The announcement today of a new medication to
treat malaria based on
artemisinin is a
hopeful sign of the tremendous activity now being directed toward ending this
disease.

A new drug based on artemisinin and wormwood holds the promise of low-cost, easy treatment for malaria which claims a million lives a year, kills one child every thirty seconds in Africa and is a drain on the productivity of national economies in many developing nations.
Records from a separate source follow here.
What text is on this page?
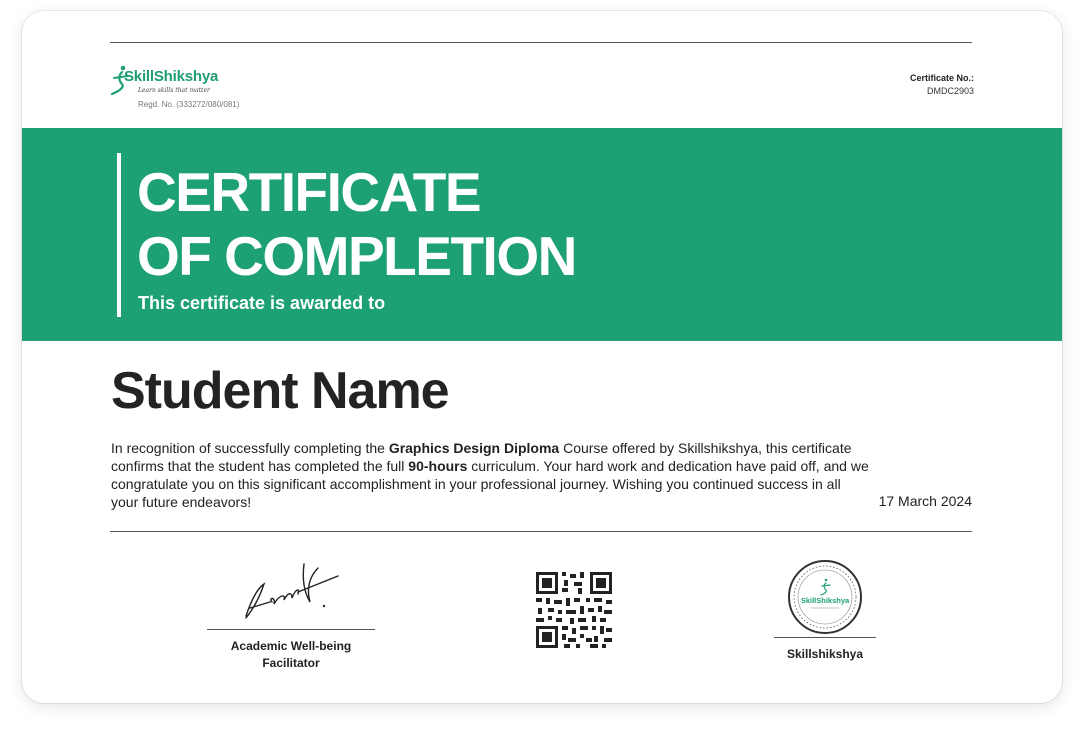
SkillShikshya
Learn skills that matter
Regd. No. (333272/080/081)
Certificate No.:
DMDC2903
CERTIFICATE
OF COMPLETION
This certificate is awarded to
Student Name

In recognition of successfully completing the Graphics Design Diploma Course offered by Skillshikshya, this certificate confirms that the student has completed the full 90-hours curriculum. Your hard work and dedication have paid off, and we congratulate you on this significant accomplishment in your professional journey. Wishing you continued success in all your future endeavors!	17 March 2024
Academic Well-being
Facilitator
SkillShikshya
Skillshikshya
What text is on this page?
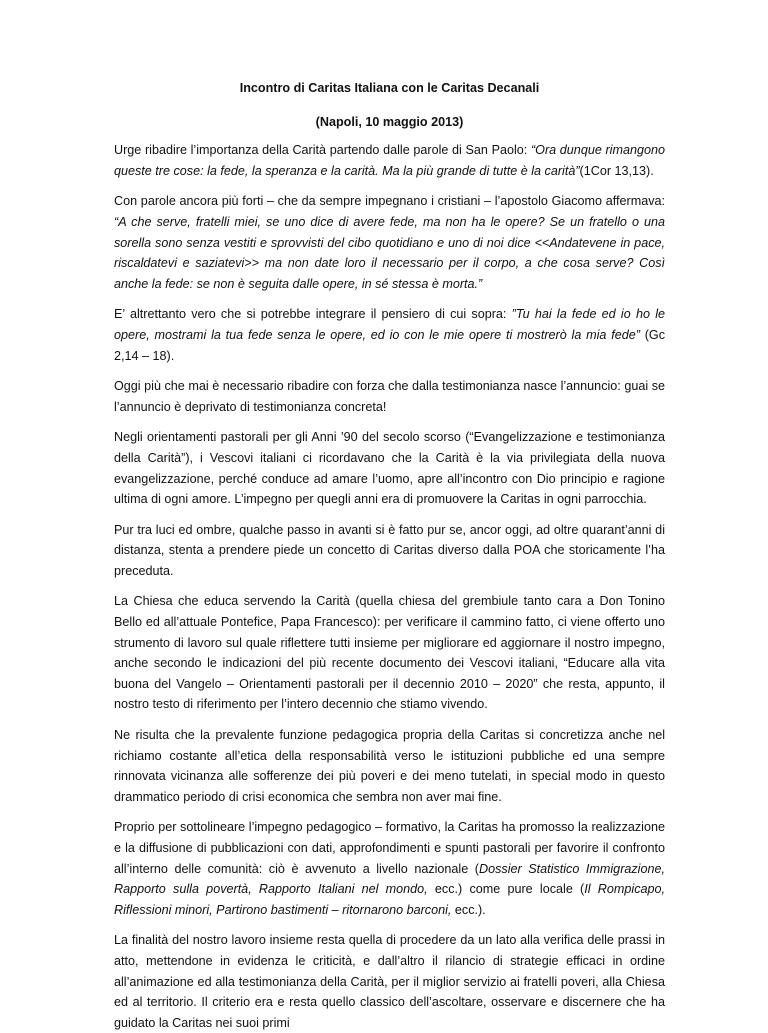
Incontro di Caritas Italiana con le Caritas Decanali

(Napoli, 10 maggio 2013)

Urge ribadire l’importanza della Carità partendo dalle parole di San Paolo: “Ora dunque rimangono queste tre cose: la fede, la speranza e la carità. Ma la più grande di tutte è la carità”(1Cor 13,13).

Con parole ancora più forti – che da sempre impegnano i cristiani – l’apostolo Giacomo affermava: “A che serve, fratelli miei, se uno dice di avere fede, ma non ha le opere? Se un fratello o una sorella sono senza vestiti e sprovvisti del cibo quotidiano e uno di noi dice <<Andatevene in pace, riscaldatevi e saziatevi>> ma non date loro il necessario per il corpo, a che cosa serve? Così anche la fede: se non è seguita dalle opere, in sé stessa è morta.”

E’ altrettanto vero che si potrebbe integrare il pensiero di cui sopra: ”Tu hai la fede ed io ho le opere, mostrami la tua fede senza le opere, ed io con le mie opere ti mostrerò la mia fede” (Gc 2,14 – 18).

Oggi più che mai è necessario ribadire con forza che dalla testimonianza nasce l’annuncio: guai se l’annuncio è deprivato di testimonianza concreta!

Negli orientamenti pastorali per gli Anni ’90 del secolo scorso (“Evangelizzazione e testimonianza della Carità”), i Vescovi italiani ci ricordavano che la Carità è la via privilegiata della nuova evangelizzazione, perché conduce ad amare l’uomo, apre all’incontro con Dio principio e ragione ultima di ogni amore. L’impegno per quegli anni era di promuovere la Caritas in ogni parrocchia.

Pur tra luci ed ombre, qualche passo in avanti si è fatto pur se, ancor oggi, ad oltre quarant’anni di distanza, stenta a prendere piede un concetto di Caritas diverso dalla POA che storicamente l’ha preceduta.

La Chiesa che educa servendo la Carità (quella chiesa del grembiule tanto cara a Don Tonino Bello ed all’attuale Pontefice, Papa Francesco): per verificare il cammino fatto, ci viene offerto uno strumento di lavoro sul quale riflettere tutti insieme per migliorare ed aggiornare il nostro impegno, anche secondo le indicazioni del più recente documento dei Vescovi italiani, “Educare alla vita buona del Vangelo – Orientamenti pastorali per il decennio 2010 – 2020” che resta, appunto, il nostro testo di riferimento per l’intero decennio che stiamo vivendo.

Ne risulta che la prevalente funzione pedagogica propria della Caritas si concretizza anche nel richiamo costante all’etica della responsabilità verso le istituzioni pubbliche ed una sempre rinnovata vicinanza alle sofferenze dei più poveri e dei meno tutelati, in special modo in questo drammatico periodo di crisi economica che sembra non aver mai fine.

Proprio per sottolineare l’impegno pedagogico – formativo, la Caritas ha promosso la realizzazione e la diffusione di pubblicazioni con dati, approfondimenti e spunti pastorali per favorire il confronto all’interno delle comunità: ciò è avvenuto a livello nazionale (Dossier Statistico Immigrazione, Rapporto sulla povertà, Rapporto Italiani nel mondo, ecc.) come pure locale (Il Rompicapo, Riflessioni minori, Partirono bastimenti – ritornarono barconi, ecc.).

La finalità del nostro lavoro insieme resta quella di procedere da un lato alla verifica delle prassi in atto, mettendone in evidenza le criticità, e dall’altro il rilancio di strategie efficaci in ordine all’animazione ed alla testimonianza della Carità, per il miglior servizio ai fratelli poveri, alla Chiesa ed al territorio. Il criterio era e resta quello classico dell’ascoltare, osservare e discernere che ha guidato la Caritas nei suoi primi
Doctors Without Borders and the drug company Sanofi-Aventis are making the announcement. It is being presented as a low-cost treatment for people already experiencing early stage malaria.

Doctors Without Borders, which has long been a vocal critic of the practices of pharmaceutical companies in the developing world, teamed with the Sanofi-Aventis to create the drug. It will be sold through an interesting price structure that leaves great lee-way to local pharmacists. Poor patients will be able to purchase the drug for one dollar U.S. per pill while others will be charged four dollars.
The medication will also be sold at cost to the World Health Organization and other non-profit groups as well.

In addition to its low cost, the medication is also dosed for children, a particular problem for most malaria drugs available today. Children under eleven pounds will be treated with a dosage formulated for their weight. This is an especially positive feature of the new drug.

The drug will not be patented, leaving open the possibility that others will use the formula to create their own brand of medication, and they won’t have incentive to make a counterfeit version.

This is one more hopeful sign in the move to lessen the toll of this disease that plagues the poor.